Lula Vieira

Estou falando muito sério: e as cotas para velho, idoso e coroa, onde ficam? Juro que não há nenhuma brincadeira, nenhuma armação neste meu manifesto.

Não estou sendo, nem de longe, partícipe (esta palavra não é coisa de velho, é só coisa de informado) de minimizar a justa, verdadeira e fundamental luta das minorias contra o preconceito.

Eu estou ficando irremediavelmente velho, idoso, tenho cabelos brancos e pouquíssima agilidade. E não entrei no assunto vigor sexual, o popular pau duro, cuja saudade já está junto aos velhos sambas de Noel.

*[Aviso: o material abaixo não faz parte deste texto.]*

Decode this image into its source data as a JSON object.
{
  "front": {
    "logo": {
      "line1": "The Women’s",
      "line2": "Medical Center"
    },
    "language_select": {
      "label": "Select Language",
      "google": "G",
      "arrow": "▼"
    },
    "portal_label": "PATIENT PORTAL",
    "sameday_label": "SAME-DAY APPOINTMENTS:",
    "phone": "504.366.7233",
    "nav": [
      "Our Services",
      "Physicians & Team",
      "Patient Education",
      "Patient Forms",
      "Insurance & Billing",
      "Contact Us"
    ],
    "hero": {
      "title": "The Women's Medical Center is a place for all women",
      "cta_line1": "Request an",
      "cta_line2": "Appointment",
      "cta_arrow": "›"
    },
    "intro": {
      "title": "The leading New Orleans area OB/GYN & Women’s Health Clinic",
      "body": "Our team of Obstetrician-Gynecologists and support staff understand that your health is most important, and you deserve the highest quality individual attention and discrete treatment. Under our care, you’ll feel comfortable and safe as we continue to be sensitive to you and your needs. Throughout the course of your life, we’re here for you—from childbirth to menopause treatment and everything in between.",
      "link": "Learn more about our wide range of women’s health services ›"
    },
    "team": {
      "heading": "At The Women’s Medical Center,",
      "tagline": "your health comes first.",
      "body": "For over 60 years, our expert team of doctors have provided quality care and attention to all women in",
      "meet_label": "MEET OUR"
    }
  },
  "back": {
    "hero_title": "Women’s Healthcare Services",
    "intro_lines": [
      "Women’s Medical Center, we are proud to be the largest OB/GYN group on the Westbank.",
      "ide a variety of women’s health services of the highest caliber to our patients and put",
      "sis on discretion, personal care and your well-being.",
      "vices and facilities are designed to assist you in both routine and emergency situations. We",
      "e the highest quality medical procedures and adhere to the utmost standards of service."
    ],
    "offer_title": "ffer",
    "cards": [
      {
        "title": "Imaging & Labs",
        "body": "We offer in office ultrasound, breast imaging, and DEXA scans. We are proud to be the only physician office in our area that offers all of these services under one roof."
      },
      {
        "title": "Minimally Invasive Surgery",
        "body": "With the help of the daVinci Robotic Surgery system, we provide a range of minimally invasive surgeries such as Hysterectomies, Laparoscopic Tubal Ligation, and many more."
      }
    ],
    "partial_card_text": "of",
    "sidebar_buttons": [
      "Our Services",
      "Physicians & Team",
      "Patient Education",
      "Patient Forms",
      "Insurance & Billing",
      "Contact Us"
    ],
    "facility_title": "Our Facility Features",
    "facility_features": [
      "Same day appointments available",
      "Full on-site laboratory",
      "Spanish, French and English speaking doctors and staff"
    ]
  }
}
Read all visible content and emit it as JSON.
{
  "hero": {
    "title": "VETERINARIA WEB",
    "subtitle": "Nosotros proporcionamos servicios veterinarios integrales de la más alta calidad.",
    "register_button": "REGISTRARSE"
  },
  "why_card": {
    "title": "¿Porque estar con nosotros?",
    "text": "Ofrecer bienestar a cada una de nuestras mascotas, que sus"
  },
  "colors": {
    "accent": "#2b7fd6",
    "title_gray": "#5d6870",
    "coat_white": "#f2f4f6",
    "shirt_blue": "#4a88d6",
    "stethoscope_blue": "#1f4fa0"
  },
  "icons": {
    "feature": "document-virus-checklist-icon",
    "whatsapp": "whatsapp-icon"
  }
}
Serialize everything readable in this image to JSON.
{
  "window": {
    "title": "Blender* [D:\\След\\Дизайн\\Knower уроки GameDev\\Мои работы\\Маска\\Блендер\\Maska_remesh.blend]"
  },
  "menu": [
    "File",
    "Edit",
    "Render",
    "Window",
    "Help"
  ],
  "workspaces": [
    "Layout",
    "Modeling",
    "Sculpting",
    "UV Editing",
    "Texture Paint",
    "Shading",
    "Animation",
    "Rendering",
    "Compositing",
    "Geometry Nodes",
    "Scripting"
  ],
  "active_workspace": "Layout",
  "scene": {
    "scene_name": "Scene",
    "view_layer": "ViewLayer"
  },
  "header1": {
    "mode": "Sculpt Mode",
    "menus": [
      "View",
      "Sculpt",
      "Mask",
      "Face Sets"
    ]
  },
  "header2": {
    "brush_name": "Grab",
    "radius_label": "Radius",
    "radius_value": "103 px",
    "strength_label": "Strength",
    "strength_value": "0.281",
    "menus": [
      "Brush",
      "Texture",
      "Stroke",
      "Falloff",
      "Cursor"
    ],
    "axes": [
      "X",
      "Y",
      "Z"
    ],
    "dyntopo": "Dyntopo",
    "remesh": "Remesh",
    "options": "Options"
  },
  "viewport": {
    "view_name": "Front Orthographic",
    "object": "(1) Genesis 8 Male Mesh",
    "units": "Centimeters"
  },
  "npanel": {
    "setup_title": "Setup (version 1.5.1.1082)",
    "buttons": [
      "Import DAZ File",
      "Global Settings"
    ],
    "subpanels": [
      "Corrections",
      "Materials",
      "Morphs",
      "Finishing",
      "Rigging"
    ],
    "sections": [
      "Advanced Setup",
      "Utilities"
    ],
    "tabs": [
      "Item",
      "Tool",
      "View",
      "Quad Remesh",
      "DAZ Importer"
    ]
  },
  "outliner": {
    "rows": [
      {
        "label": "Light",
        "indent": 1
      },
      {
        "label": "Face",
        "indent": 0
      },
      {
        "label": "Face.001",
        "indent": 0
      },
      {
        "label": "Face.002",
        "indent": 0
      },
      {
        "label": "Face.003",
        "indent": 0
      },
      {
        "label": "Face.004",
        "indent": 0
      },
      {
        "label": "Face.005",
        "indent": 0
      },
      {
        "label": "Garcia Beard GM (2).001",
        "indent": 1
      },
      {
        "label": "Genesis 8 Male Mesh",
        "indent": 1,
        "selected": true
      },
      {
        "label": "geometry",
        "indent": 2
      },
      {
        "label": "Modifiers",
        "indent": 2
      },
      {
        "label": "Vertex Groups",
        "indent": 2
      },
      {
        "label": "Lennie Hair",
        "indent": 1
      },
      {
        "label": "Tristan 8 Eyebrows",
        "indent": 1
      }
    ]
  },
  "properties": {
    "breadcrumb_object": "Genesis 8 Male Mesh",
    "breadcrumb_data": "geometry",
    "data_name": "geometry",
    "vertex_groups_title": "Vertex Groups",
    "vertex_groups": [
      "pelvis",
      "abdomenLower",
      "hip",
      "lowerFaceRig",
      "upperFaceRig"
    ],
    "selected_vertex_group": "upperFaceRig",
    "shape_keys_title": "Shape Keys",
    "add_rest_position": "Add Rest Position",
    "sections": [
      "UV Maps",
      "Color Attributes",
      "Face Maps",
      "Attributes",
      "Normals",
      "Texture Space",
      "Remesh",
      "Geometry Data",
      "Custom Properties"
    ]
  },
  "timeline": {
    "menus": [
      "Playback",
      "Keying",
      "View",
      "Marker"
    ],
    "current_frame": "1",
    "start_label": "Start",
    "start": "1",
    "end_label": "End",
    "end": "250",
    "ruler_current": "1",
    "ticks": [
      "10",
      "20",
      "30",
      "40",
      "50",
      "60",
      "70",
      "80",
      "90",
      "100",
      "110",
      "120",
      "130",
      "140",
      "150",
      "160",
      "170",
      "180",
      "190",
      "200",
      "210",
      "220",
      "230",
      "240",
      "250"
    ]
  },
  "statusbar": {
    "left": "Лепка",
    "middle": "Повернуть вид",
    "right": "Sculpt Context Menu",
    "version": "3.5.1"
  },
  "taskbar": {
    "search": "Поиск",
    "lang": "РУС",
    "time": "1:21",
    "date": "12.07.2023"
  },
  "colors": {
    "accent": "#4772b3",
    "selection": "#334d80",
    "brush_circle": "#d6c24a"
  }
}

Mas estou criando (juro) tão bem, ou melhor, do que no tempo em que ganhei tantos prêmios que fizeram meu prestígio e minha capacidade de ser ouvido.

Mas estão usando minha idade e meu cabelo branco da mesma forma que o fazem com aqueles classificados como judeus, negros, gordos, periféricos e gays.

Usam para discriminar. Sim, sei o quanto essa minha tese pode ser reduzida a pó por qualquer ativista. O que estou falando é raso, primário e não reconhece a história que pesa sobre os excluídos.

Perdão, perdão, perdão. Falo da dor da patada do preconceito. Falo do que dói quando ele se manifesta. Em lugares que você acha que o preconceito jamais pode virar argumento, eu ouvi de um adversário, num determinado foro, que a minha opinião não tinha valor, pois eu era um velho ultrapassado.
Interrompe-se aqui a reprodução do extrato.